Manifestation sur le place de la Constitution à Malaga contre la décision judiciaire dans l'affaire de “La Manada”. Photo CANVALCA, reproduite sous licence Creative Commons Attribution-Share Alike 4.0 International.

Une caution de 6 000 euros est tout ce qui sépare de la liberté les participants de “La Manada (la Meute)”, le groupe protagoniste d'un viol collectif pendant les fêtes de la Saint Firmin de 2016. L'Audience (tribunal) de Pampelune a décidé, par deux voix contre une, d'accorder la liberté provisoire aux accusés en attendant un jugement sur l'incrimination proposée par la défense des mis en cause.

Les jeunes hommes ─dont le sobriquet provient du groupe Whatsapp sur lequel ils diffusaient leurs “prouesses” sexuelles─ ont passé presque deux ans en détention préventive, et en l'absence de condamnation ferme, c'est la durée limite de privation de liberté, bien que ce délai puisse être prolongé dans la pratique, et toujours si le tribunal en décide ainsi. L'un des deux magistrats qui se sont prononcés en faveur de la remise en liberté de la Meute est le juge Ricardo González, qui a émis un vote particulier polémique en ce qu'il exonère les défendeurs d'un quelconque délit contre le consentement sexuel, et constate dans la vidéo des faits une expression “détendue et distanciée” sur le visage de la victime s'ajoutant à “une désinhibition totale et des actes sexuels explicites tous dans une ambiance festive de bamboche”. L'autre vote en faveur de la décision émane de la seule femme du tribunal, la juge Raquel Fernandino, tandis que le président, José Cobo, était un ferme partisan de la prorogation de l'emprisonnement.

Une affaire riche en polémiques

Après le scandale qu'avait provoqué le verdict en première instance ─considéré comme trop clément par une bonne partie de la société espagnole, puisque les juges avaient vu des indices non de viol, mais d’ “agression sexuelle”─ la liberté provisoire accordée aux membres de la Meute a fait l'effet d'une douche froide. L'audience de Navarre a considéré que la perte de l'anonymat et le faible pouvoir d'achat des violeurs présumés compliquaient leur fuite ou leur récidive, outre l'éloignement de leur lieu de résidence d'avec celui de la victime. La journaliste Laura Duarte traduit sur Twitter :

Les visages des cinq de la Meute sont connus, nous devons donc être sur nos gardes. Autrement dit, faire attention en marchant. Voilà la conclusion qui émane du jugement de l'Audience de Navarre, qui laisse entendre que la perte de l'anonymat évite qu'ils recommencent. Terrible.

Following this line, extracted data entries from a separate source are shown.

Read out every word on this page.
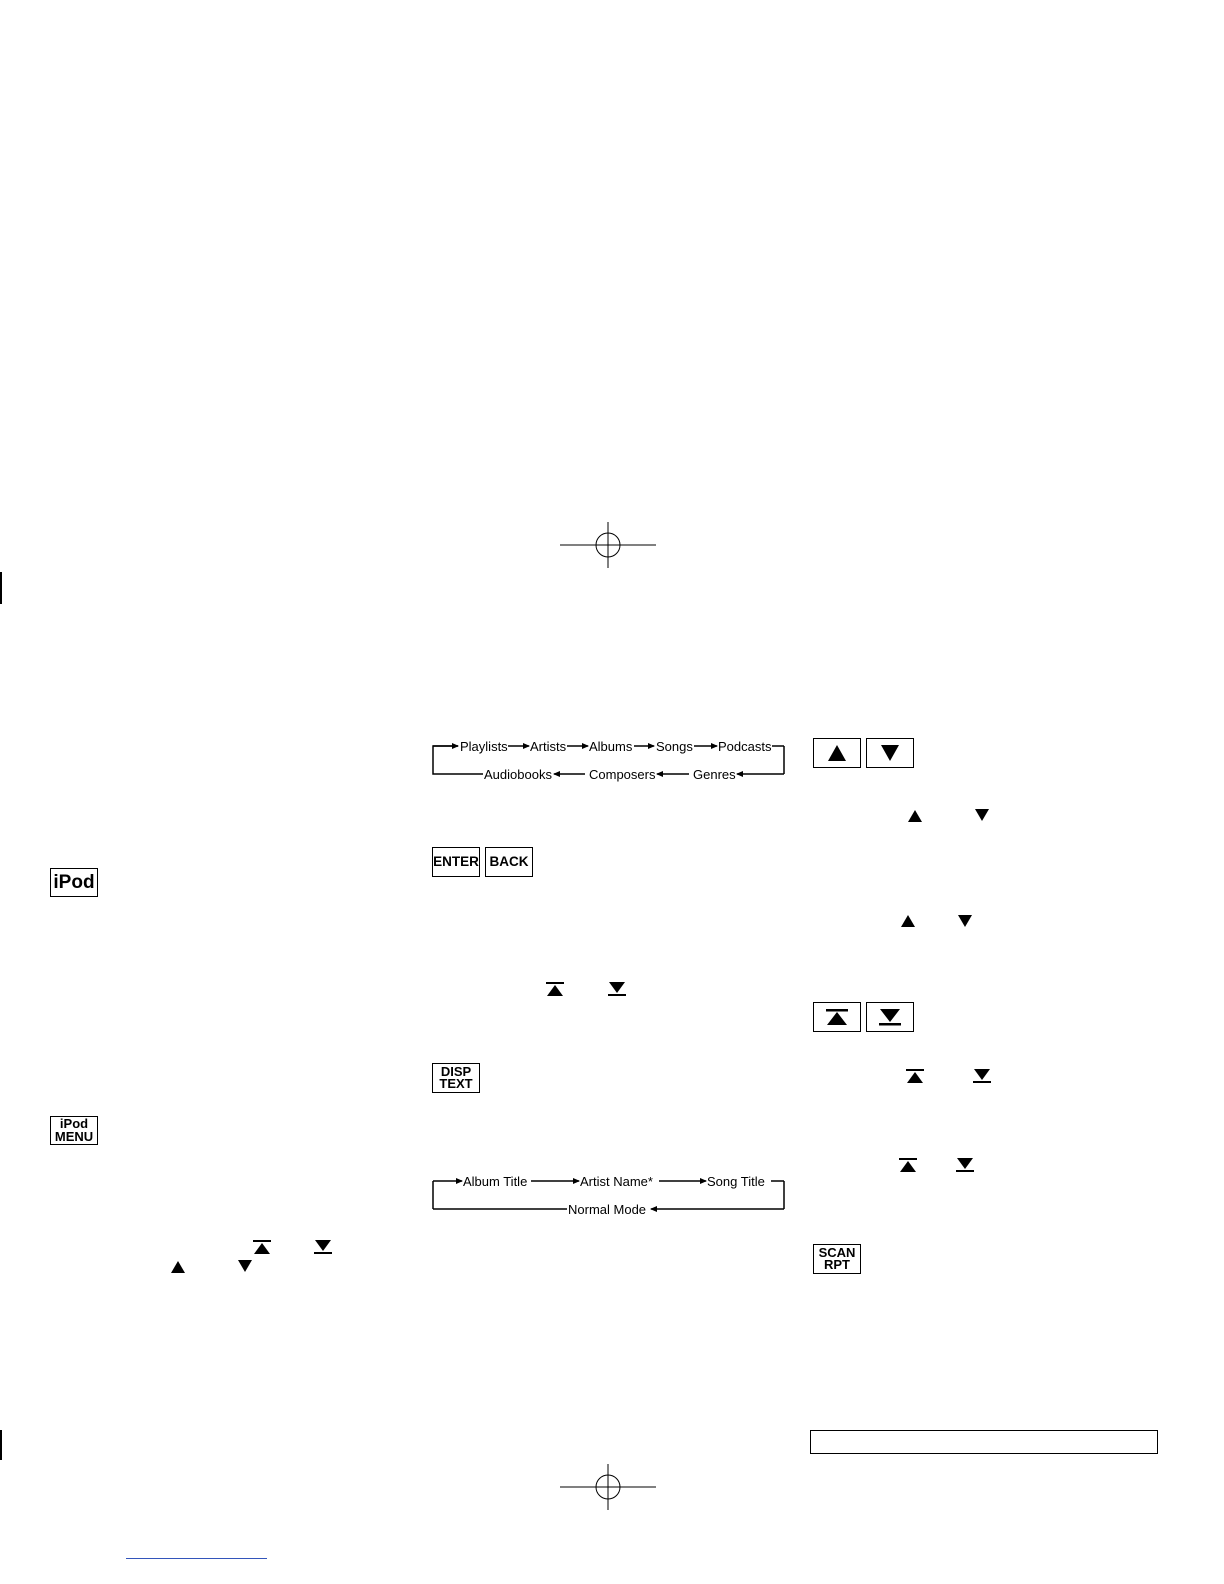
iPod
iPod
MENU
Playlists Artists Albums Songs Podcasts
Audiobooks	Composers	Genres
ENTER BACK
DISP
TEXT
Album Title	Artist Name*	Song Title
Normal Mode
SCAN
RPT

L'avocat défenseur du groupe a attribué à “la solidarité entre les familles” le paiement en peu de temps de la caution. Il a aussi critiqué la mobilisation sociale qu'a provoquée cet incident, affirmant que “toutes ces manifestations hystériques montées par un parti sont injustifieés et injustifiables”.

Sur les réseaux sociaux, les avis sont généralement très critiques de la décision judiciaire. Miguel Urbán, eurodéputé Podemos, a twitté :

Le tribunal qui a estimé qu'il n'y a pas eu agression considère maintenant qu'il n'y a pas de risque de fuite ou de récidive. Le mouvement féministe montre qu'il est plusieurs pas en avant de la société ; la justice patriarcale est encore plusieurs kilomètres derrière.

Le scénariste Sergio Santesteban doute de l'impartialité du tribunal :

J'ai perdu le compte. Après la décision des trois magistrats de l'Audience de Navarre, combien de membres a “La Meute” ?

Les dangers d'une banalisation de la violence

Pour beaucoup, les circonstances et le dénouement du jugement ont des conséquences qui dépassent l’affaire. Diverses personnes sont allées sur le réseau social Twitter pour signaler les risques de mésestimer la violence et de l'impact social de laisser la Meute en liberté. Il suffit de se rappeler que parmi les chefs d'accusation, il y a le viol en réunion, le vol du téléphone de la victime et la publication des agissements par une vidéo sur les réseaux sociaux.

De plus, quatre des membres du groupe sont en instance de procès pour une autre agression sexuelle commise peu avant l'incident de Pampelune, dans laquelle ils auraient drogué une jeune fille et abusé d'elle à Pozoblanco (Córdoba), avant de l'abandonner sur l'autoroute.

Tous les hommes ne sont pas des violeurs, mais maintenant qu'on en a laissé en liberté cinq qui le sont, toutes les femmes se sont transformées en victimes possibles.
Personne ne devrait garder le silence à présent. Le silence, comme on le voit, nous condamne.
Alors crions.

L'Audience de Navarre opte pour la fermeté et oblige les membres de la meute à jurer sur l'enfant Jésus qu'ils se tiendront bien dans la rue.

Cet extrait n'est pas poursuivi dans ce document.